In Hagen v. City of Eugene (9th Cir. 12-35492 12/3/13), the Court of Appeals held when an employee makes statements within the chain of command, regarding an issue of employment, and has a duty to make those statements, they do not first amendment protections.
Officer Hagen was a K-9 Officer who worked on the SWAT team. Over ten years, the SWAT team had 4 accidental discharges, two of which injured a fellow officer. Ofc. Hagen brought up his concerns about safety several times to his supervisor, Sgt. Eichorn, but no one told him of any proposed remedies. When Ofc. Hagen continued to press the issue, Sgt. Eichorn became irritated and annoyed. Then, the Department suspended the K-9 team two months and Ofc. Hagen was removed from the K-9 team permanently in retaliation.
Ofc. Hagen filed lawsuit, saying the Department retaliated against him for an exercise of his First Amendment right to free speech. But, the Ninth Circuit said when Hagen reported the Department safety concerns, he was acting as an employee, not a private citizen, and therefore had no First Amendment protections. The court based its decision on the Department being a highly hierarchical employment setting, and said his statements were within the chain of command concerning his employment and safety.

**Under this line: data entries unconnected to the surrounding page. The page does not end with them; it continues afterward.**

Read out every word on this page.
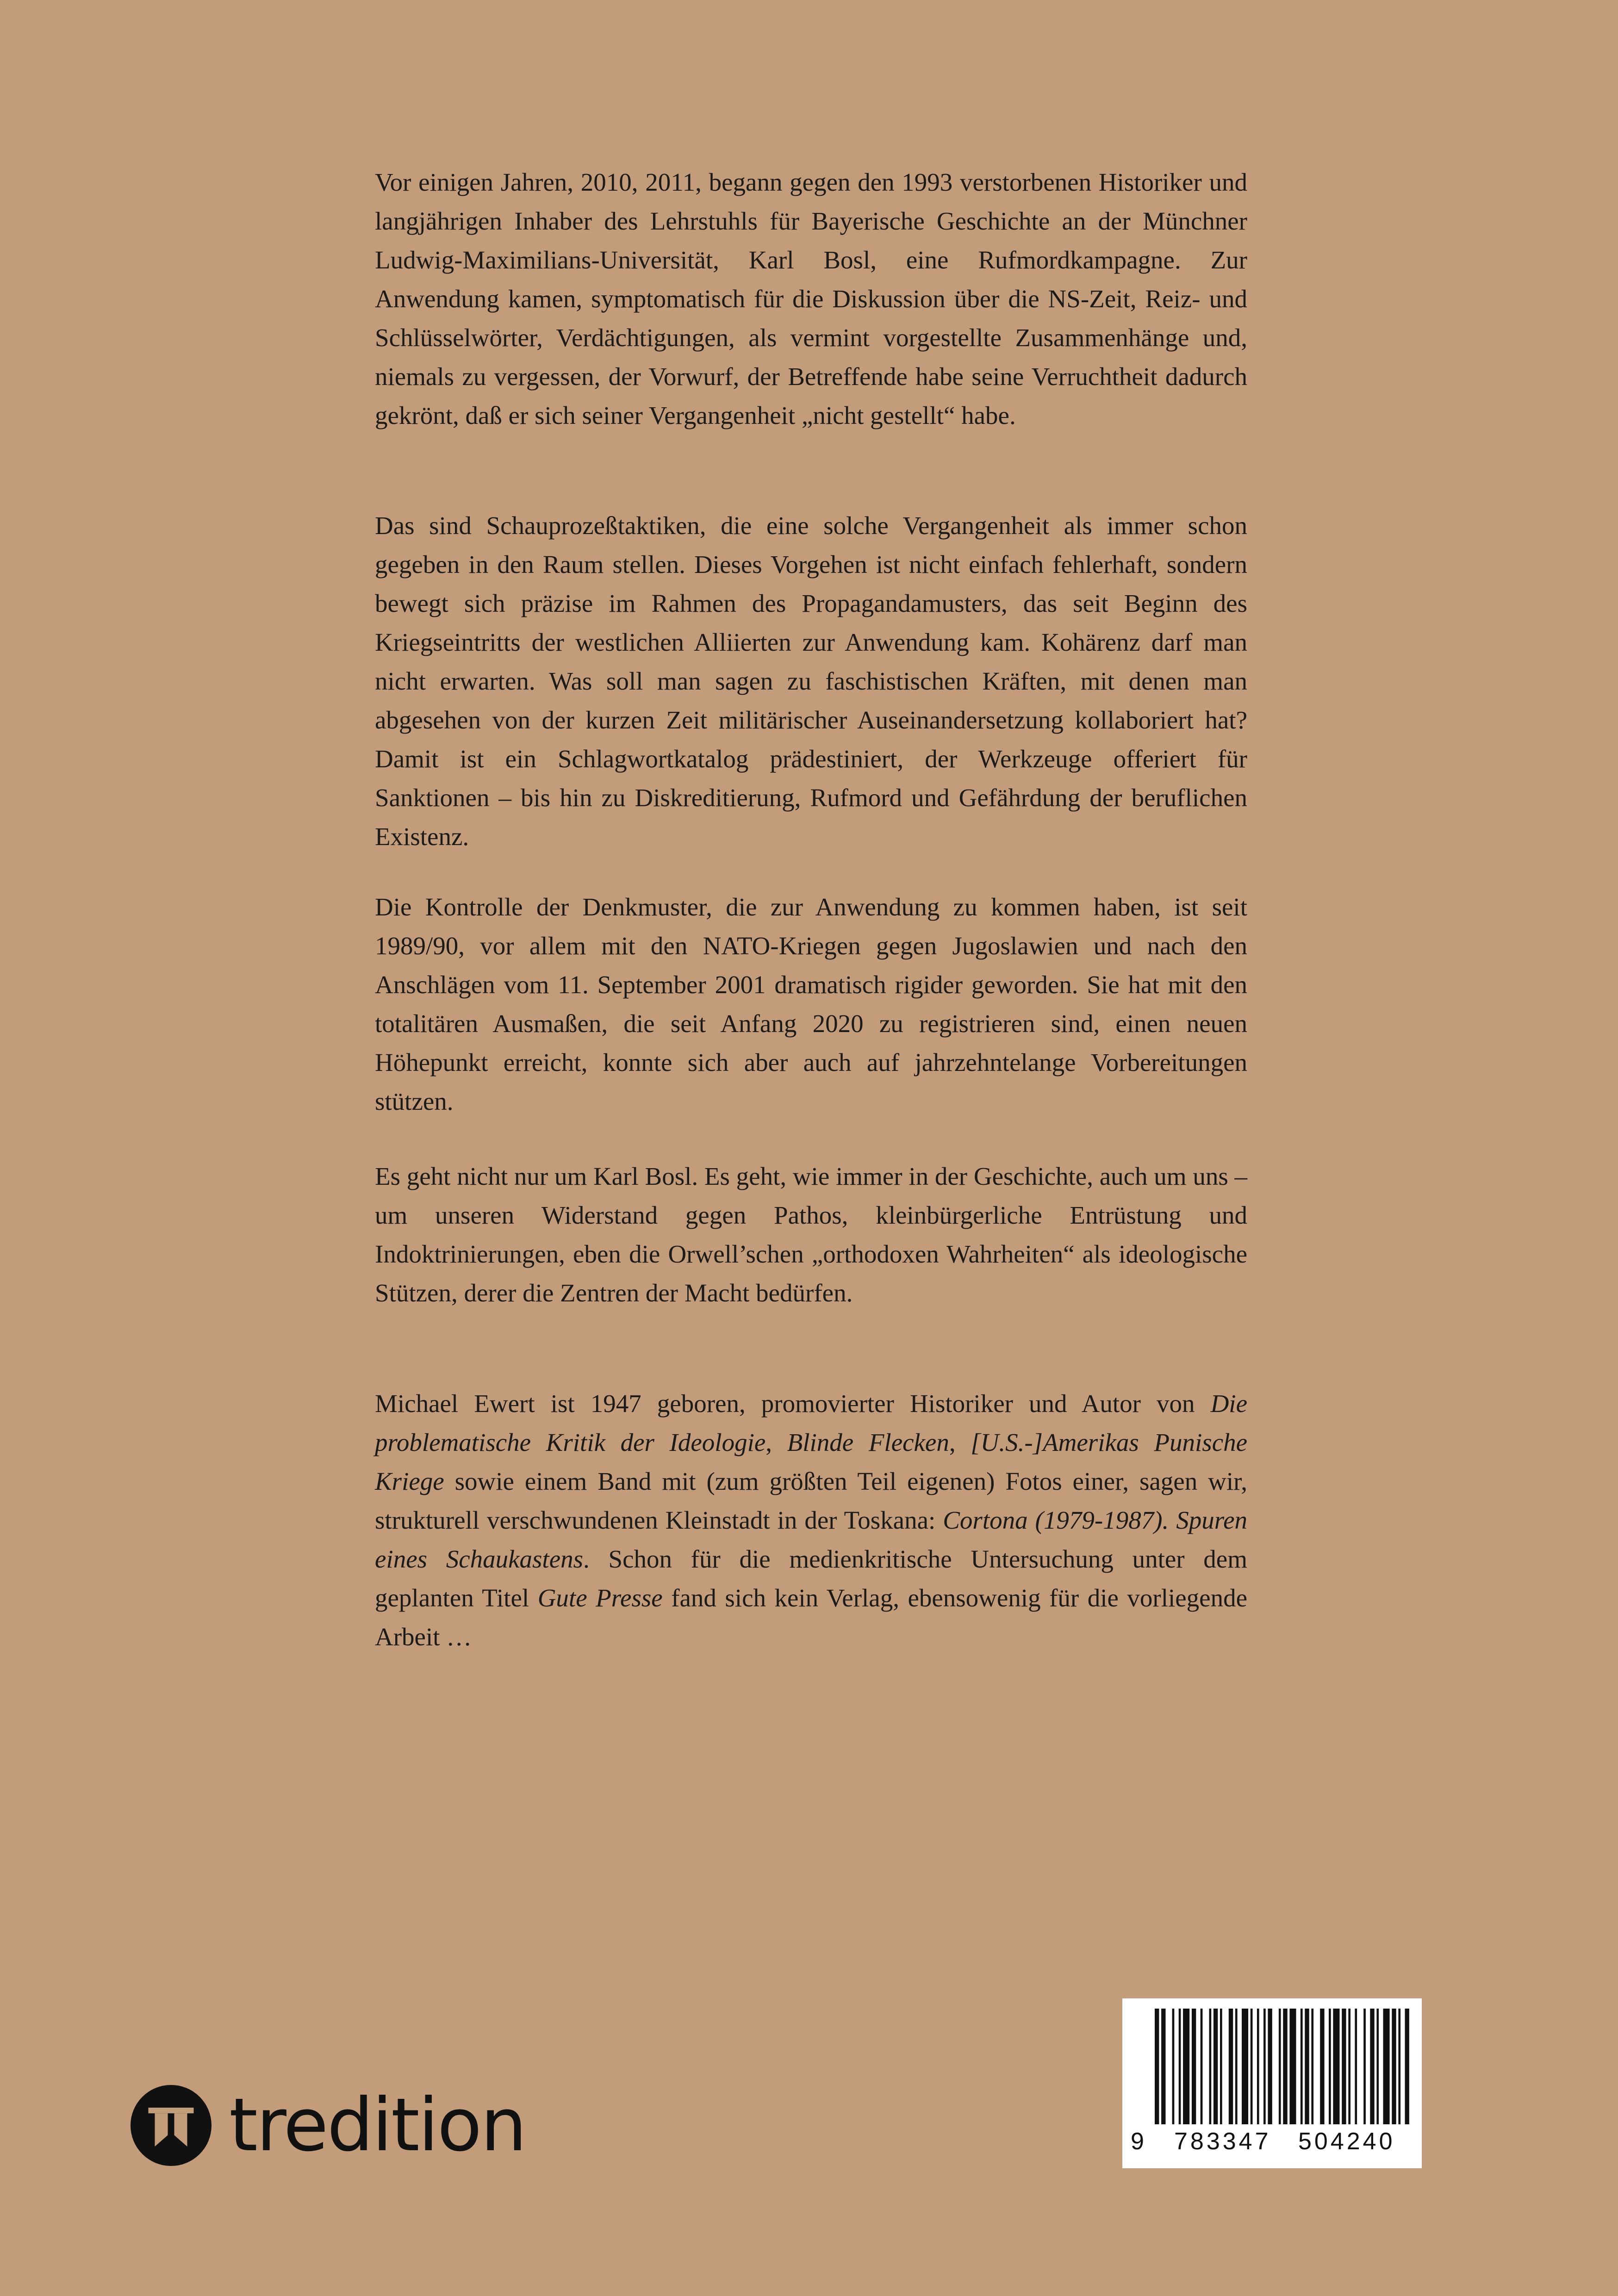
Vor einigen Jahren, 2010, 2011, begann gegen den 1993 verstorbenen Historiker und langjährigen Inhaber des Lehrstuhls für Bayerische Geschichte an der Münchner Ludwig-Maximilians-Universität, Karl Bosl, eine Rufmordkampagne. Zur Anwendung kamen, symptomatisch für die Diskussion über die NS-Zeit, Reiz- und Schlüsselwörter, Verdächtigungen, als vermint vorgestellte Zusammenhänge und, niemals zu vergessen, der Vorwurf, der Betreffende habe seine Verruchtheit dadurch gekrönt, daß er sich seiner Vergangenheit „nicht gestellt“ habe.

Das sind Schauprozeßtaktiken, die eine solche Vergangenheit als immer schon gegeben in den Raum stellen. Dieses Vorgehen ist nicht einfach fehlerhaft, sondern bewegt sich präzise im Rahmen des Propagandamusters, das seit Beginn des Kriegseintritts der westlichen Alliierten zur Anwendung kam. Kohärenz darf man nicht erwarten. Was soll man sagen zu faschistischen Kräften, mit denen man abgesehen von der kurzen Zeit militärischer Auseinandersetzung kollaboriert hat? Damit ist ein Schlagwortkatalog prädestiniert, der Werkzeuge offeriert für Sanktionen – bis hin zu Diskreditierung, Rufmord und Gefährdung der beruflichen Existenz.

Die Kontrolle der Denkmuster, die zur Anwendung zu kommen haben, ist seit 1989/90, vor allem mit den NATO-Kriegen gegen Jugoslawien und nach den Anschlägen vom 11. September 2001 dramatisch rigider geworden. Sie hat mit den totalitären Ausmaßen, die seit Anfang 2020 zu registrieren sind, einen neuen Höhepunkt erreicht, konnte sich aber auch auf jahrzehntelange Vorbereitungen stützen.

Es geht nicht nur um Karl Bosl. Es geht, wie immer in der Geschichte, auch um uns – um unseren Widerstand gegen Pathos, kleinbürgerliche Entrüstung und Indoktrinierungen, eben die Orwell’schen „orthodoxen Wahrheiten“ als ideologische Stützen, derer die Zentren der Macht bedürfen.

Michael Ewert ist 1947 geboren, promovierter Historiker und Autor von Die problematische Kritik der Ideologie, Blinde Flecken, [U.S.-]Amerikas Punische Kriege sowie einem Band mit (zum größten Teil eigenen) Fotos einer, sagen wir, strukturell verschwundenen Kleinstadt in der Toskana: Cortona (1979-1987). Spuren eines Schaukastens. Schon für die medienkritische Untersuchung unter dem geplanten Titel Gute Presse fand sich kein Verlag, ebensowenig für die vorliegende Arbeit …

tredition	9 783347 504240
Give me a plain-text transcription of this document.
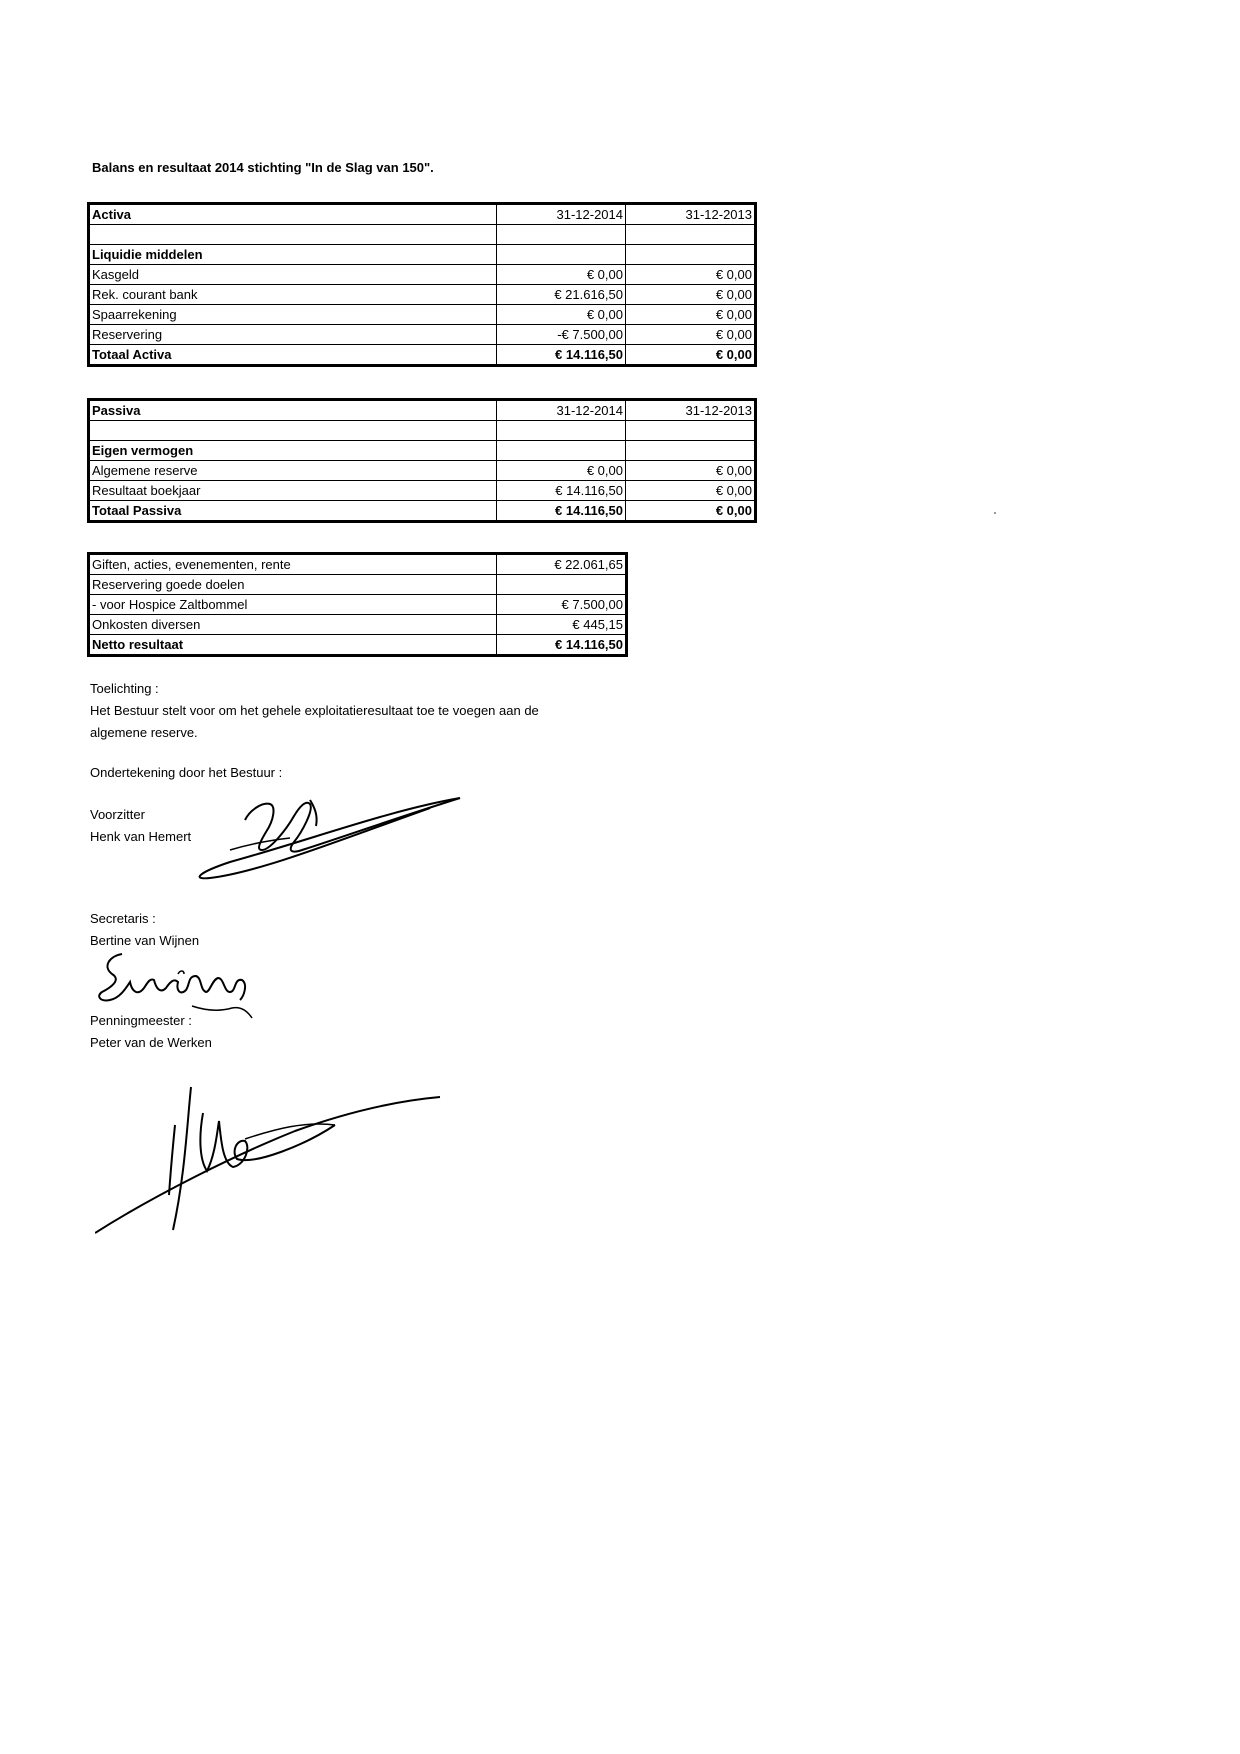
Balans en resultaat 2014 stichting "In de Slag van 150".
Activa	31-12-2014	31-12-2013

Liquidie middelen		
Kasgeld	€ 0,00	€ 0,00
Rek. courant bank	€ 21.616,50	€ 0,00
Spaarrekening	€ 0,00	€ 0,00
Reservering	-€ 7.500,00	€ 0,00
Totaal Activa	€ 14.116,50	€ 0,00
Passiva	31-12-2014	31-12-2013

Eigen vermogen		
Algemene reserve	€ 0,00	€ 0,00
Resultaat boekjaar	€ 14.116,50	€ 0,00
Totaal Passiva	€ 14.116,50	€ 0,00
Giften, acties, evenementen, rente	€ 22.061,65
Reservering goede doelen	
- voor Hospice Zaltbommel	€ 7.500,00
Onkosten diversen	€ 445,15
Netto resultaat	€ 14.116,50
Toelichting :
Het Bestuur stelt voor om het gehele exploitatieresultaat toe te voegen aan de
algemene reserve.
Ondertekening door het Bestuur :
Voorzitter
Henk van Hemert
Secretaris :
Bertine van Wijnen
Penningmeester :
Peter van de Werken
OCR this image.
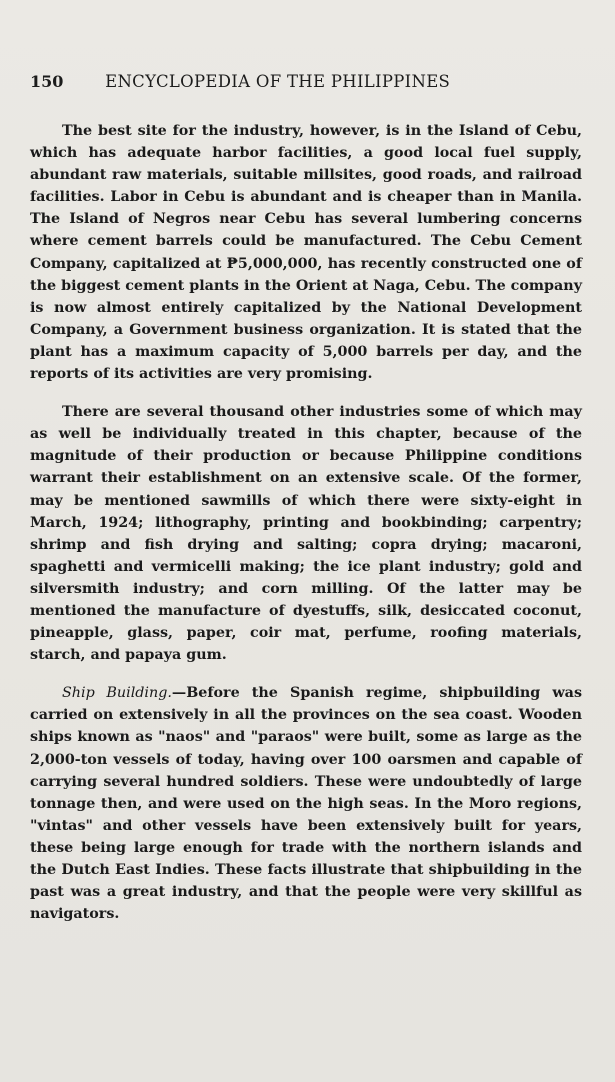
150	ENCYCLOPEDIA OF THE PHILIPPINES

The best site for the industry, however, is in the Island of Cebu, which has adequate harbor facilities, a good local fuel supply, abundant raw materials, suitable millsites, good roads, and railroad facilities. Labor in Cebu is abundant and is cheaper than in Manila. The Island of Negros near Cebu has several lumbering concerns where cement barrels could be manufactured. The Cebu Cement Company, capitalized at ₱5,000,000, has recently constructed one of the biggest cement plants in the Orient at Naga, Cebu. The company is now almost entirely capitalized by the National Development Company, a Government business organization. It is stated that the plant has a maximum capacity of 5,000 barrels per day, and the reports of its activities are very promising.

There are several thousand other industries some of which may as well be individually treated in this chapter, because of the magnitude of their production or because Philippine conditions warrant their establishment on an extensive scale. Of the former, may be mentioned sawmills of which there were sixty-eight in March, 1924; lithography, printing and bookbinding; carpentry; shrimp and fish drying and salting; copra drying; macaroni, spaghetti and vermicelli making; the ice plant industry; gold and silversmith industry; and corn milling. Of the latter may be mentioned the manufacture of dyestuffs, silk, desiccated coconut, pineapple, glass, paper, coir mat, perfume, roofing materials, starch, and papaya gum.

Ship Building.—Before the Spanish regime, shipbuilding was carried on extensively in all the provinces on the sea coast. Wooden ships known as "naos" and "paraos" were built, some as large as the 2,000-ton vessels of today, having over 100 oarsmen and capable of carrying several hundred soldiers. These were undoubtedly of large tonnage then, and were used on the high seas. In the Moro regions, "vintas" and other vessels have been extensively built for years, these being large enough for trade with the northern islands and the Dutch East Indies. These facts illustrate that shipbuilding in the past was a great industry, and that the people were very skillful as navigators.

Furthermore, Hagen was required to report all safety concerns under Human Resources Policies and Procedures. Therefore, Hagen’s speech was made within the employment setting, pursuant to a duty to do so, and was not protected by the first amendment.
This case was just about First Amendment protection. Employees have additional protections when they concertedly complain or engage with their union about workplace issues.